Adapun kaidah atau asas-asas yang mengatur tentang kewenangan yurisdiksional forum untuk mengadili suatu perkara HPI , terdiri atas beberapa macam yaitu.
a)      Asas sequitor forum rei , bahwa gugatan diajukan ke pengadilan , tempat dimana tergugat bertempat tinggal .
b)      Asas  Forum of convinience adalah suatu prinsip bahwa pengajuan perkara sebaiknya dilakukan di tempat tergugat karena untuk memberikan kemudahan kepada tergugat . Antara lain tergugat dapat melakukan pembelaan.
c)      Principle effectiviness (asas efektifitas), adalah suatu prinsip bahwa suatu perkara sebaiknya diajukan ke pengadilan mana hakim akan mudah untuk melakukan eksekusi.
d)      Asas forum solutionis contractus  yaitu asas yang menjadi dasar penetapan yurisdiksi  bagi forum dari tempat mana  suatu perikatan dianggap telah dilaksanakan atau seharusnya dilaksanakan
e)      Asas pengadilan tempat pihak berkedudukan yang lebih lemah
Yaitu asas yang memberikan kewenangan yurisdiksional pada pengadilan tempat  dimana pihak dalam transaksi hukum memiliki kedudukan lebih lemah, khususnya pihak konsumen dalam transaksi –transaksi konsumen atau pihak buruh dalam transaksi hubungan kerja.
f)       Asas Pengadilan yang dipilih oleh para pihak
Yaitu asas yang merupakan manifestasi dari “asas kebebasan berkontrak”. Dimana para pihak dapat menentukan sendiri pengadilan yang dianggap memiliki yurisdiksi eksklusif untuk menyelesaikan  perkara-perkara yang timbul dalam hubungan mereka.
g)      Asas forum rei sitae yaitu asas yang menjadi dasar penetapan kewenangan yurisdiksional forum atas perkara yang menyangkut hak kebendaan atas benda-benda tetap.
h)      Asas forum delicti , yaitu asas yang digunakan untuk penentuan adanya kewenangan yurisdiksional dalam perkara perbuatan melawan hukum (onrechtmatigedaad).

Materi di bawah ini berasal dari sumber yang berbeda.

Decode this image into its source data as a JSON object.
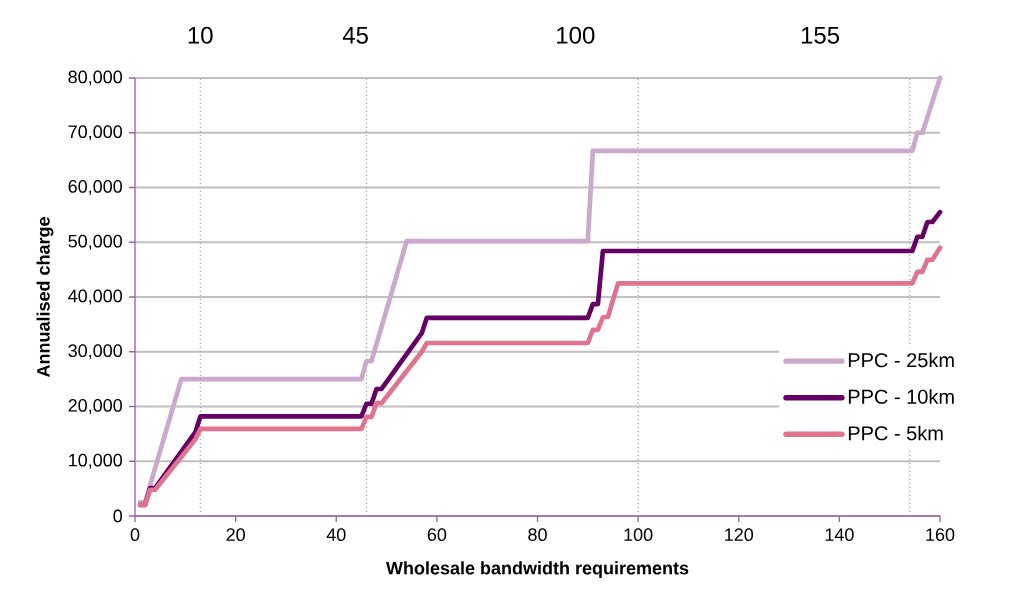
{
  "chart_data": {
    "type": "line",
    "xlabel": "Wholesale bandwidth requirements",
    "ylabel": "Annualised charge",
    "xlim": [
      0,
      160
    ],
    "ylim": [
      0,
      80000
    ],
    "xticks": [
      0,
      20,
      40,
      60,
      80,
      100,
      120,
      140,
      160
    ],
    "yticks": [
      {
        "value": 0,
        "label": "0"
      },
      {
        "value": 10000,
        "label": "10,000"
      },
      {
        "value": 20000,
        "label": "20,000"
      },
      {
        "value": 30000,
        "label": "30,000"
      },
      {
        "value": 40000,
        "label": "40,000"
      },
      {
        "value": 50000,
        "label": "50,000"
      },
      {
        "value": 60000,
        "label": "60,000"
      },
      {
        "value": 70000,
        "label": "70,000"
      },
      {
        "value": 80000,
        "label": "80,000"
      }
    ],
    "grid": "y",
    "legend": "right",
    "marker": "none",
    "line_style": "solid",
    "annotations": [
      "10",
      "45",
      "100",
      "155"
    ],
    "ref_lines": [
      {
        "axis": "x",
        "value": 13,
        "color": "#aaaaaa",
        "line_style": "dotted"
      },
      {
        "axis": "x",
        "value": 46,
        "color": "#aaaaaa",
        "line_style": "dotted"
      },
      {
        "axis": "x",
        "value": 100,
        "color": "#aaaaaa",
        "line_style": "dotted"
      },
      {
        "axis": "x",
        "value": 154,
        "color": "#aaaaaa",
        "line_style": "dotted"
      }
    ],
    "series": [
      {
        "name": "PPC - 25km",
        "color": "#cca8cc",
        "x": [
          1,
          2,
          9.2,
          45,
          46,
          47,
          54,
          90,
          91,
          154.5,
          155.5,
          156.5,
          160
        ],
        "values": [
          2500,
          2500,
          25000,
          25000,
          28300,
          28300,
          50200,
          50200,
          66700,
          66700,
          70000,
          70000,
          80000
        ]
      },
      {
        "name": "PPC - 10km",
        "color": "#660066",
        "x": [
          1,
          2,
          3,
          4,
          12,
          13,
          45,
          46,
          47,
          48,
          49,
          57,
          58,
          90,
          91,
          92,
          93,
          154.5,
          155.5,
          156.5,
          157.5,
          158.5,
          160
        ],
        "values": [
          2000,
          2000,
          5100,
          5100,
          15300,
          18200,
          18200,
          20500,
          20500,
          23200,
          23200,
          33400,
          36200,
          36200,
          38700,
          38700,
          48400,
          48400,
          51000,
          51000,
          53700,
          53700,
          55500
        ]
      },
      {
        "name": "PPC - 5km",
        "color": "#e07490",
        "x": [
          1,
          2,
          3,
          4,
          12,
          13,
          45,
          46,
          47,
          48,
          49,
          57,
          58,
          90,
          91,
          92,
          93,
          94,
          96,
          154.5,
          155.5,
          156.5,
          157.5,
          158.5,
          160
        ],
        "values": [
          2000,
          2000,
          4800,
          4800,
          14000,
          15900,
          15900,
          18100,
          18100,
          20600,
          20600,
          30000,
          31600,
          31600,
          34000,
          34000,
          36300,
          36400,
          42500,
          42500,
          44600,
          44600,
          46800,
          46800,
          49000
        ]
      }
    ]
  }
}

________________________________________________________________________________5


i)        Asas forum connexitatis , yaitu asas yang memberikan kewenangan mengadili pada forum yang telah memiliki yurisdiksi untuk memeriksa pokok perkara dan juga  gugat balik asas ini dapat digunaka  jika tidak ada forum lain yang memiliki yurisdiksi ekslusif atau yurisdiksim karena pilihan para pihak.
j)        Asas forum aresti, yaitu asas pada perkara yang menyangkut muatan atau kapal yang ditahan  yang memberikan kewenangan yurisdiksional pada pengadilan dimana tempat kapal muatan itu ditahan

Dari berbagai macam asas terkait dengan kewenangan yurisdiksional ini , maka hakim prancis  harus menyatakan memiliki kewenangan yurisdiksional berdasarkan kasus  forgo . Hal ini dikarenakan yang menjadi pihak tergugat dalam hal ini adalah pemerintah prancis (Asas sequitor forum rei dan Asas  Forum of convinience)

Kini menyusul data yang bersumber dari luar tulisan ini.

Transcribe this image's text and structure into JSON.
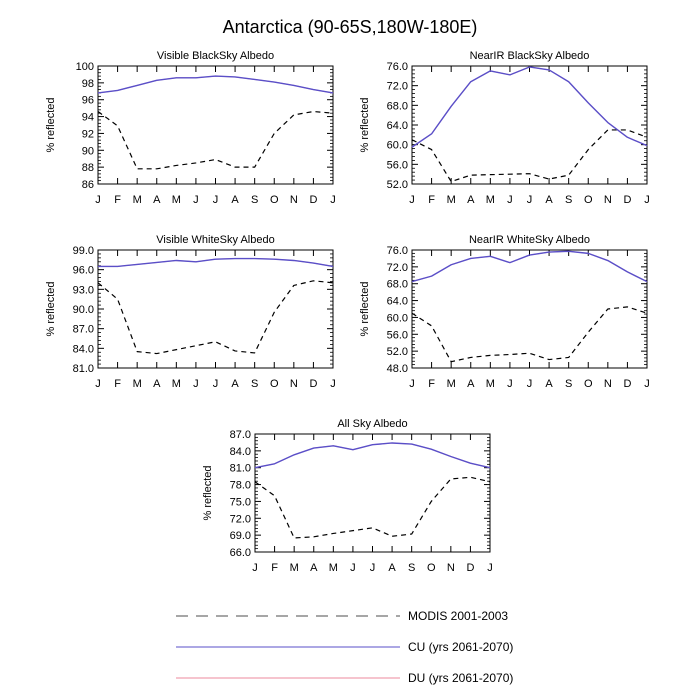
{
  "figure_title": "Antarctica (90-65S,180W-180E)",
  "colors": {
    "modis": "#000000",
    "cu": "#5a4fc8",
    "du": "#f0a0b0",
    "axis": "#000000"
  },
  "legend": {
    "modis": "MODIS 2001-2003",
    "cu": "CU (yrs 2061-2070)",
    "du": "DU (yrs 2061-2070)"
  },
  "chart_data": [
    {
      "type": "line",
      "title": "Visible BlackSky Albedo",
      "ylabel": "% reflected",
      "categories": [
        "J",
        "F",
        "M",
        "A",
        "M",
        "J",
        "J",
        "A",
        "S",
        "O",
        "N",
        "D",
        "J"
      ],
      "ylim": [
        86,
        100
      ],
      "yticks": [
        86,
        88,
        90,
        92,
        94,
        96,
        98,
        100
      ],
      "ytick_labels": [
        "86",
        "88",
        "90",
        "92",
        "94",
        "96",
        "98",
        "100"
      ],
      "series": [
        {
          "name": "MODIS 2001-2003",
          "values": [
            94.6,
            92.9,
            87.8,
            87.8,
            88.2,
            88.5,
            88.9,
            88.0,
            88.0,
            92.0,
            94.2,
            94.6,
            94.4
          ]
        },
        {
          "name": "CU (yrs 2061-2070)",
          "values": [
            96.8,
            97.1,
            97.7,
            98.3,
            98.6,
            98.6,
            98.8,
            98.7,
            98.4,
            98.1,
            97.7,
            97.2,
            96.8
          ]
        },
        {
          "name": "DU (yrs 2061-2070)",
          "values": [
            96.8,
            97.1,
            97.7,
            98.3,
            98.6,
            98.6,
            98.8,
            98.7,
            98.4,
            98.1,
            97.7,
            97.2,
            96.8
          ]
        }
      ]
    },
    {
      "type": "line",
      "title": "NearIR BlackSky Albedo",
      "ylabel": "% reflected",
      "categories": [
        "J",
        "F",
        "M",
        "A",
        "M",
        "J",
        "J",
        "A",
        "S",
        "O",
        "N",
        "D",
        "J"
      ],
      "ylim": [
        52,
        76
      ],
      "yticks": [
        52,
        56,
        60,
        64,
        68,
        72,
        76
      ],
      "ytick_labels": [
        "52.0",
        "56.0",
        "60.0",
        "64.0",
        "68.0",
        "72.0",
        "76.0"
      ],
      "series": [
        {
          "name": "MODIS 2001-2003",
          "values": [
            61.0,
            59.0,
            52.5,
            53.8,
            53.9,
            54.0,
            54.1,
            53.0,
            53.8,
            59.0,
            63.0,
            63.0,
            61.5
          ]
        },
        {
          "name": "CU (yrs 2061-2070)",
          "values": [
            59.5,
            62.2,
            67.8,
            72.8,
            75.0,
            74.2,
            75.8,
            75.2,
            72.8,
            68.5,
            64.5,
            61.5,
            59.8
          ]
        },
        {
          "name": "DU (yrs 2061-2070)",
          "values": [
            59.5,
            62.2,
            67.8,
            72.8,
            75.0,
            74.2,
            75.8,
            75.2,
            72.8,
            68.5,
            64.5,
            61.5,
            59.8
          ]
        }
      ]
    },
    {
      "type": "line",
      "title": "Visible WhiteSky Albedo",
      "ylabel": "% reflected",
      "categories": [
        "J",
        "F",
        "M",
        "A",
        "M",
        "J",
        "J",
        "A",
        "S",
        "O",
        "N",
        "D",
        "J"
      ],
      "ylim": [
        81,
        99
      ],
      "yticks": [
        81,
        84,
        87,
        90,
        93,
        96,
        99
      ],
      "ytick_labels": [
        "81.0",
        "84.0",
        "87.0",
        "90.0",
        "93.0",
        "96.0",
        "99.0"
      ],
      "series": [
        {
          "name": "MODIS 2001-2003",
          "values": [
            94.0,
            91.5,
            83.5,
            83.2,
            83.8,
            84.4,
            85.0,
            83.6,
            83.3,
            89.5,
            93.6,
            94.3,
            94.0
          ]
        },
        {
          "name": "CU (yrs 2061-2070)",
          "values": [
            96.5,
            96.5,
            96.8,
            97.1,
            97.4,
            97.2,
            97.6,
            97.7,
            97.7,
            97.6,
            97.4,
            97.0,
            96.5
          ]
        },
        {
          "name": "DU (yrs 2061-2070)",
          "values": [
            96.5,
            96.5,
            96.8,
            97.1,
            97.4,
            97.2,
            97.6,
            97.7,
            97.7,
            97.6,
            97.4,
            97.0,
            96.5
          ]
        }
      ]
    },
    {
      "type": "line",
      "title": "NearIR WhiteSky Albedo",
      "ylabel": "% reflected",
      "categories": [
        "J",
        "F",
        "M",
        "A",
        "M",
        "J",
        "J",
        "A",
        "S",
        "O",
        "N",
        "D",
        "J"
      ],
      "ylim": [
        48,
        76
      ],
      "yticks": [
        48,
        52,
        56,
        60,
        64,
        68,
        72,
        76
      ],
      "ytick_labels": [
        "48.0",
        "52.0",
        "56.0",
        "60.0",
        "64.0",
        "68.0",
        "72.0",
        "76.0"
      ],
      "series": [
        {
          "name": "MODIS 2001-2003",
          "values": [
            61.0,
            58.0,
            49.5,
            50.5,
            51.0,
            51.2,
            51.5,
            50.0,
            50.5,
            56.5,
            62.0,
            62.5,
            61.0
          ]
        },
        {
          "name": "CU (yrs 2061-2070)",
          "values": [
            68.5,
            69.8,
            72.5,
            74.0,
            74.5,
            73.0,
            74.8,
            75.5,
            75.7,
            75.2,
            73.5,
            70.8,
            68.5
          ]
        },
        {
          "name": "DU (yrs 2061-2070)",
          "values": [
            68.5,
            69.8,
            72.5,
            74.0,
            74.5,
            73.0,
            74.8,
            75.5,
            75.7,
            75.2,
            73.5,
            70.8,
            68.5
          ]
        }
      ]
    },
    {
      "type": "line",
      "title": "All Sky Albedo",
      "ylabel": "% reflected",
      "categories": [
        "J",
        "F",
        "M",
        "A",
        "M",
        "J",
        "J",
        "A",
        "S",
        "O",
        "N",
        "D",
        "J"
      ],
      "ylim": [
        66,
        87
      ],
      "yticks": [
        66,
        69,
        72,
        75,
        78,
        81,
        84,
        87
      ],
      "ytick_labels": [
        "66.0",
        "69.0",
        "72.0",
        "75.0",
        "78.0",
        "81.0",
        "84.0",
        "87.0"
      ],
      "series": [
        {
          "name": "MODIS 2001-2003",
          "values": [
            78.5,
            76.0,
            68.5,
            68.7,
            69.3,
            69.8,
            70.3,
            68.8,
            69.2,
            75.0,
            79.0,
            79.3,
            78.5
          ]
        },
        {
          "name": "CU (yrs 2061-2070)",
          "values": [
            81.0,
            81.7,
            83.3,
            84.5,
            84.9,
            84.2,
            85.1,
            85.4,
            85.2,
            84.3,
            83.0,
            81.8,
            81.0
          ]
        },
        {
          "name": "DU (yrs 2061-2070)",
          "values": [
            81.0,
            81.7,
            83.3,
            84.5,
            84.9,
            84.2,
            85.1,
            85.4,
            85.2,
            84.3,
            83.0,
            81.8,
            81.0
          ]
        }
      ]
    }
  ]
}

Setlah kemudian ditetapkan hakim (forum ) prancis memiliki kewenangan untuk mengadili (kewenangan yurisdiksional ) atas perkara HPI, maka tahapan selanjutnya yang harus dilakukan oleh hakim (forum) adalah menentukan sistem hukum intern negara mana /apa yang harus diberlakukan untuk menyelesaikan perkara hukum yang mengandung unsur-unsur asing itu atau menentukan lex causae.

Untuk menentukan lex causae atas perkara maka hakim perlu untuk menentukan titik-titik pertalian sekunder yang bersifat menentukan untuk menunjuk ke arah lex causae. Titik –titik pertalian sekunder ini harus ditemukan dalam kaidah /aturan/asas hpi yang tepat dan relevan yang digunakan pada perkara yang sedang dihadapi kaidah atau asas hpi yang dimaksud adalah asas HPI lex fori.

a)      Tempat terletaknya benda
b)      Kewarganegaraan
c)      domisili pemilik benda bergerak
d)      Tempat dilangsungkannya perbuatan hukum
e)      Tempat terjadinya perbuatan melawan hukum
f)       Tempat diresmikan pernikahan
g)      Tempat ditanda tanganinya kontrak
h)      Tempat dilaksanakannya kontrak
i)        Pilihan hukum
j)        Bendera kapal atau pesawat
k)      Tempat kediaman
l)        Tempat kedudukan atau kebangsaan badan hukum

Dalam hal ini maka hakim harus terlebih dahulu menetukan kualifikasi fakta dan kualifikasi hukum yang tepat dari perkara berdasarkan kategori  yuridik yang dikenal oleh hakim dalam lex fori. setelah itu barulah hakim menentukan kaidah HPI lex fori yang relevan dalam rangka penunjukan ke arah lex causae (hukum negara yang ditunjuk oleh kaidah HPI lex fori). 

Dalam kasus forgo yang dihadapi hakim prancis ini maka hakim (forum) prancis haruslah terlebih dahulu melihat fakta-fakta yang terjadi. Diketahui bahwa fakta-fakta hukum yang terjadi bahwa forgo yang merupakan seorang anak luar kawin meninggal di prancis meninggalkan sejumlah harta warisan di prancis. kemudian harta peninggalan tersbut di
tuntut oleh saudara-saudara kandungnya. Oleh karena itu kemudian berdasarkan kualifikasi
________________________________________________________________________________6


fakta ini hakim (forum) harus menentukan kualifikasi hukum berdasarkan kategori yuridik di dalam lex fori, bahwa kasus ini merupakan gugatan mengenai hak dan kedudukan ahli waris dari seorang anak luar kawin.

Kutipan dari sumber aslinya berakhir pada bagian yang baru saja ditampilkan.